Выбрать главу

За водой

Рано утром, с кувшином в одной руке и маленьким бидончиком в другой, я спешу на Неву к Литейному мосту. А еще надо в школу успеть! Прорубей много, и у каждой очереди. Черпают воду кто чем. Иной дистрофик на саночках привезет несколько кастрюль да полчаса наполняет их. Я и сам такой же точно.

Был у меня и другой маршрут: на Финляндский вокзал. Из всех ленинградских вокзалов он один работал всю войну. Здесь шум не смолкал ни днем ни ночью. Отсюда эвакуировали на Большую землю, ленинградцев, отправляли в тыл раненых. Сюда везли грузы с Ладожского озера и дрова для всего города.

Было на вокзале одно особенно оживленное место: маленький домик с краном в стене. Кипяток!

В очереди за кипятком я впервые познакомился с моими одногодками, с ними потом встретился в школе.

Кипяток — это живая вода тех лет. Не было дров, воды, а тут — драгоценный кипяток. Для всех! Норму отпуска соблюдали сообща. Много наливать никто особенно не решался, поэтому кипящая вода доставалась всем.

За чаем сходить — значит, кипятку с вокзала принести. И ходили за ним издалека, даже чехлы ватные делали, чтобы не остыла дорогая водичка по пути.

Уроки в подвале

Приближался Новый год и конец второй четверти. Анна Алексеевна раздавала табели. Дошла очередь и до меня. На листке в клеточку я прочел: дисциплина — «отлично», письмо — «хорошо», арифметика — «посредственно».

Сидели мы в бомбоубежище, которое находилось против 138-й школы, в подвале заводского здания. Стены вздрагивали от беспрерывной канонады.

Чернила на столе у Анны Алексеевны давно уже замерзли и разорвали чернильницу.

Во время урока класс зашумел. Так и есть, опять Маланов рисует. Шапка-ушанка у него развязана, а варежки лежат на парте. Он рисует и смеется, да еще рассказывает. Учительница его не ругала за это. Она спросила:

— Ну, что у тебя, Юра? — и подошла посмотреть.

Все тетради у него разрисованы, а все нарисованное — истинная правда: горят немецкие самолеты, взрываются танки с крестами и свастикой, фашистские солдаты лежат в разных позах, а наша морская пехота атакует. Ух, здорово! Юра даже называл фамилии бойцов, только его поправляли:

— Выдумываешь! Шефы не так говорили.

Над школой шефствовали моряки с «энского» корабля. Они иногда заходили к нам в первый класс, но никогда нас не приглашали на корабль. Все корабли в войну назывались «энскими», но «свой» мы знали: он охранял Литейный мост от вражеских самолетов…

Олег Скворцов пришел в наш класс поздно осенью 1942 года. Долго не могли его научить правильно держать карандаш. Рисовал он палочки и черточки, буквы по частям и цифры тоже. Однажды Скворцов принес домашнее задание, и Анна Алексеевна спросила:

— Почему ты до сих пор притворялся, что не можешь буквы писать?

Мальчик понурился и ответил, что вовсе не притворялся, а это папа написал ему домашнее задание.

С его папой вскоре познакомились все. В депо Финляндского вокзала пришел на ремонт бронепоезд. Машинист бронепоезда и был отец ученика Скворцова.

Из рассказов машиниста и его сына мы узнали много интересных военных историй. Не случайно приехал бронепоезд. После Нового года весь мир узнал о победе под Ленинградом. Блокада была прорвана.

Пленные гитлеровцы стали все чаще встречаться на улицах города. Они разбирали развалины, пилили дрова. Ребята показывали на немцев Мане Зориной и допытывались:

— Где ты у них рога высмотрела?
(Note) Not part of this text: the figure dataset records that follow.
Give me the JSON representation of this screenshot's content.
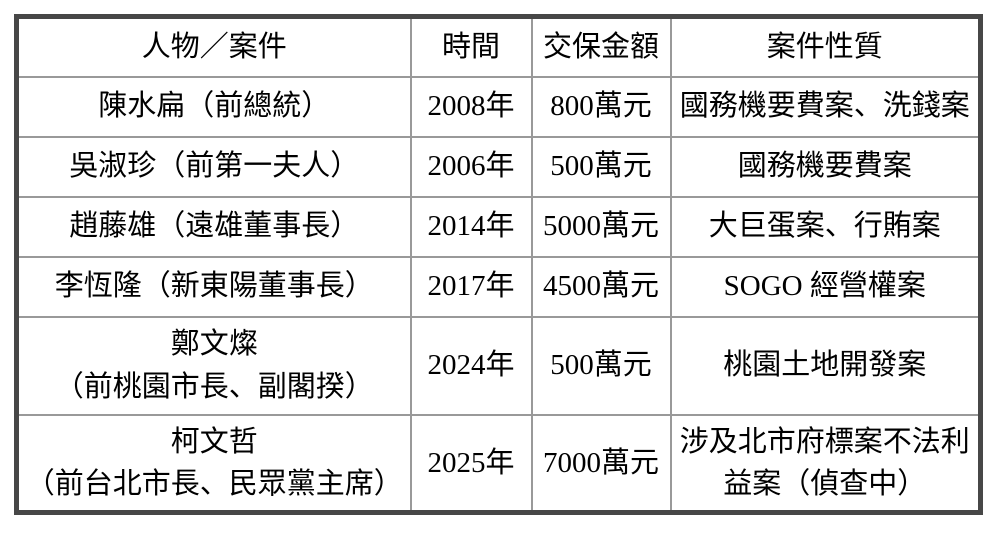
{
  "chart_data": {
    "type": "table",
    "columns": [
      "人物／案件",
      "時間",
      "交保金額",
      "案件性質"
    ],
    "rows": [
      [
        "陳水扁（前總統）",
        "2008年",
        "800萬元",
        "國務機要費案、洗錢案"
      ],
      [
        "吳淑珍（前第一夫人）",
        "2006年",
        "500萬元",
        "國務機要費案"
      ],
      [
        "趙藤雄（遠雄董事長）",
        "2014年",
        "5000萬元",
        "大巨蛋案、行賄案"
      ],
      [
        "李恆隆（新東陽董事長）",
        "2017年",
        "4500萬元",
        "SOGO 經營權案"
      ],
      [
        "鄭文燦\n（前桃園市長、副閣揆）",
        "2024年",
        "500萬元",
        "桃園土地開發案"
      ],
      [
        "柯文哲\n（前台北市長、民眾黨主席）",
        "2025年",
        "7000萬元",
        "涉及北市府標案不法利\n益案（偵查中）"
      ]
    ],
    "layout": {
      "grid": "on",
      "header_row": true
    }
  },
  "colors": {
    "outer_border": "#474747",
    "inner_border": "#999999",
    "text": "#000000",
    "background": "#ffffff"
  }
}
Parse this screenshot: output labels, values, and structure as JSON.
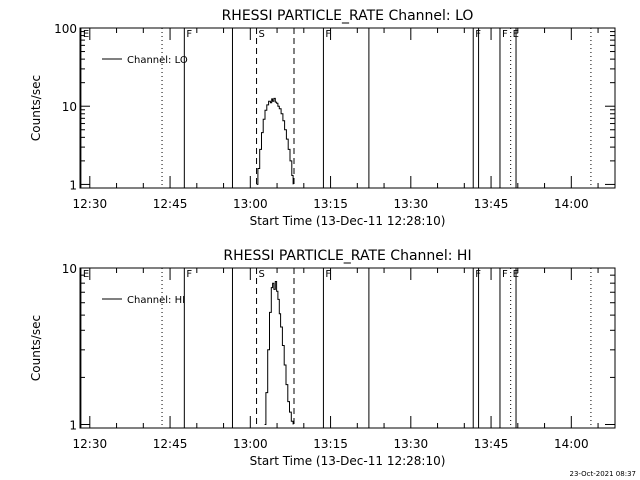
{
  "colors": {
    "background": "#ffffff",
    "foreground": "#000000"
  },
  "footer": {
    "timestamp": "23-Oct-2021 08:37"
  },
  "chart_data": [
    {
      "type": "line",
      "title": "RHESSI PARTICLE_RATE Channel: LO",
      "xlabel": "Start Time (13-Dec-11 12:28:10)",
      "ylabel": "Counts/sec",
      "y_scale": "log",
      "xlim": [
        "12:28:10",
        "14:08:10"
      ],
      "ylim": [
        0.9,
        100
      ],
      "x_ticks": [
        "12:30",
        "12:45",
        "13:00",
        "13:15",
        "13:30",
        "13:45",
        "14:00"
      ],
      "y_ticks": [
        "1",
        "10",
        "100"
      ],
      "legend": {
        "placement": "top-left",
        "entries": [
          "Channel: LO"
        ]
      },
      "markers": [
        {
          "time": "12:28:20",
          "style": "solid",
          "label": "E"
        },
        {
          "time": "12:43:30",
          "style": "dotted",
          "label": ""
        },
        {
          "time": "12:47:40",
          "style": "solid",
          "label": "F"
        },
        {
          "time": "12:56:40",
          "style": "solid",
          "label": ""
        },
        {
          "time": "13:01:10",
          "style": "dashed",
          "label": "S"
        },
        {
          "time": "13:08:10",
          "style": "dashed",
          "label": ""
        },
        {
          "time": "13:13:40",
          "style": "solid",
          "label": "F"
        },
        {
          "time": "13:22:10",
          "style": "solid",
          "label": ""
        },
        {
          "time": "13:41:40",
          "style": "solid",
          "label": "F"
        },
        {
          "time": "13:42:40",
          "style": "solid",
          "label": ""
        },
        {
          "time": "13:46:40",
          "style": "solid",
          "label": "F"
        },
        {
          "time": "13:48:40",
          "style": "dotted",
          "label": "E"
        },
        {
          "time": "13:49:40",
          "style": "solid",
          "label": ""
        },
        {
          "time": "14:03:40",
          "style": "dotted",
          "label": ""
        }
      ],
      "series": [
        {
          "name": "Channel: LO",
          "x": [
            "13:01:10",
            "13:01:25",
            "13:01:45",
            "13:02:05",
            "13:02:25",
            "13:02:45",
            "13:03:05",
            "13:03:25",
            "13:03:45",
            "13:04:00",
            "13:04:10",
            "13:04:25",
            "13:04:40",
            "13:04:55",
            "13:05:10",
            "13:05:25",
            "13:05:45",
            "13:06:05",
            "13:06:25",
            "13:06:45",
            "13:07:05",
            "13:07:25",
            "13:07:45",
            "13:08:00"
          ],
          "values": [
            1.0,
            1.6,
            2.8,
            4.6,
            6.8,
            8.9,
            10.4,
            11.6,
            11.1,
            12.4,
            11.6,
            12.6,
            11.3,
            10.9,
            10.0,
            9.3,
            8.0,
            6.5,
            5.0,
            3.8,
            2.8,
            2.0,
            1.3,
            1.0
          ]
        }
      ]
    },
    {
      "type": "line",
      "title": "RHESSI PARTICLE_RATE Channel: HI",
      "xlabel": "Start Time (13-Dec-11 12:28:10)",
      "ylabel": "Counts/sec",
      "y_scale": "log",
      "xlim": [
        "12:28:10",
        "14:08:10"
      ],
      "ylim": [
        0.95,
        10
      ],
      "x_ticks": [
        "12:30",
        "12:45",
        "13:00",
        "13:15",
        "13:30",
        "13:45",
        "14:00"
      ],
      "y_ticks": [
        "1",
        "10"
      ],
      "legend": {
        "placement": "top-left",
        "entries": [
          "Channel: HI"
        ]
      },
      "markers": [
        {
          "time": "12:28:20",
          "style": "solid",
          "label": "E"
        },
        {
          "time": "12:43:30",
          "style": "dotted",
          "label": ""
        },
        {
          "time": "12:47:40",
          "style": "solid",
          "label": "F"
        },
        {
          "time": "12:56:40",
          "style": "solid",
          "label": ""
        },
        {
          "time": "13:01:10",
          "style": "dashed",
          "label": "S"
        },
        {
          "time": "13:08:10",
          "style": "dashed",
          "label": ""
        },
        {
          "time": "13:13:40",
          "style": "solid",
          "label": "F"
        },
        {
          "time": "13:22:10",
          "style": "solid",
          "label": ""
        },
        {
          "time": "13:41:40",
          "style": "solid",
          "label": "F"
        },
        {
          "time": "13:42:40",
          "style": "solid",
          "label": ""
        },
        {
          "time": "13:46:40",
          "style": "solid",
          "label": "F"
        },
        {
          "time": "13:48:40",
          "style": "dotted",
          "label": "E"
        },
        {
          "time": "13:49:40",
          "style": "solid",
          "label": ""
        },
        {
          "time": "14:03:40",
          "style": "dotted",
          "label": ""
        }
      ],
      "series": [
        {
          "name": "Channel: HI",
          "x": [
            "13:02:40",
            "13:02:55",
            "13:03:15",
            "13:03:35",
            "13:03:55",
            "13:04:10",
            "13:04:25",
            "13:04:40",
            "13:04:55",
            "13:05:10",
            "13:05:25",
            "13:05:40",
            "13:06:00",
            "13:06:20",
            "13:06:40",
            "13:07:00",
            "13:07:20",
            "13:07:40",
            "13:08:00"
          ],
          "values": [
            1.0,
            1.6,
            3.0,
            5.2,
            7.5,
            8.0,
            7.3,
            8.2,
            7.1,
            6.3,
            5.1,
            4.2,
            3.2,
            2.4,
            1.8,
            1.4,
            1.2,
            1.05,
            1.0
          ]
        }
      ]
    }
  ]
}
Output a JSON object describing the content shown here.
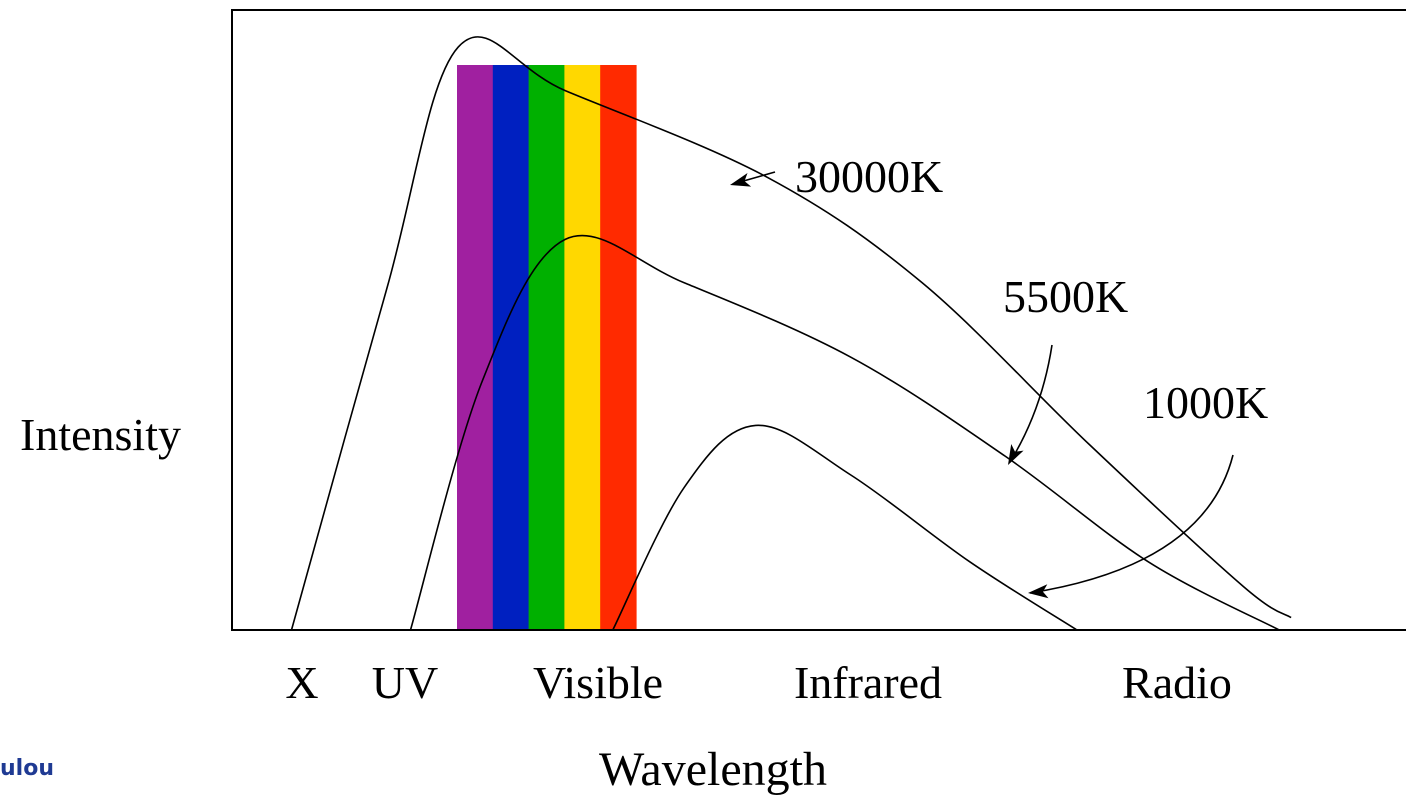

Они тоже люди, только враги, их Гитлер послал убивать нас, а наши их поймали.

Голодная учеба

К дистрофии прибавилась еще и цинга. От нее нам стали давать по полстакана мутного зеленого хвойного настоя. Пили не все, но находились любители, выпивавшие за троих. Анна Алексеевна замечала тех, кто не пил, а на уроках сидел и зубы свои раскачивал. В столовой она насильно вливала им в рот противоцинготный настой.

Ученика пятого класса Клюева с трудом поднимали по лестнице на третий этаж. Нашей учительнице тоже стали помогать, когда она шла по лестнице. И из других классов учительницы друг друга держали под руки. Голод брал свое.

Я очень ослаб, стал пропускать занятия и наконец оказался в больнице для детей. Болезнь у всех была одна: дистрофия. Не помню, на какой стадии ее у меня признали, но увидел я в больнице таких дистрофиков, что и не снилось. Кожа, натянутая на скелет, а человек живет и еще в игрушки играет.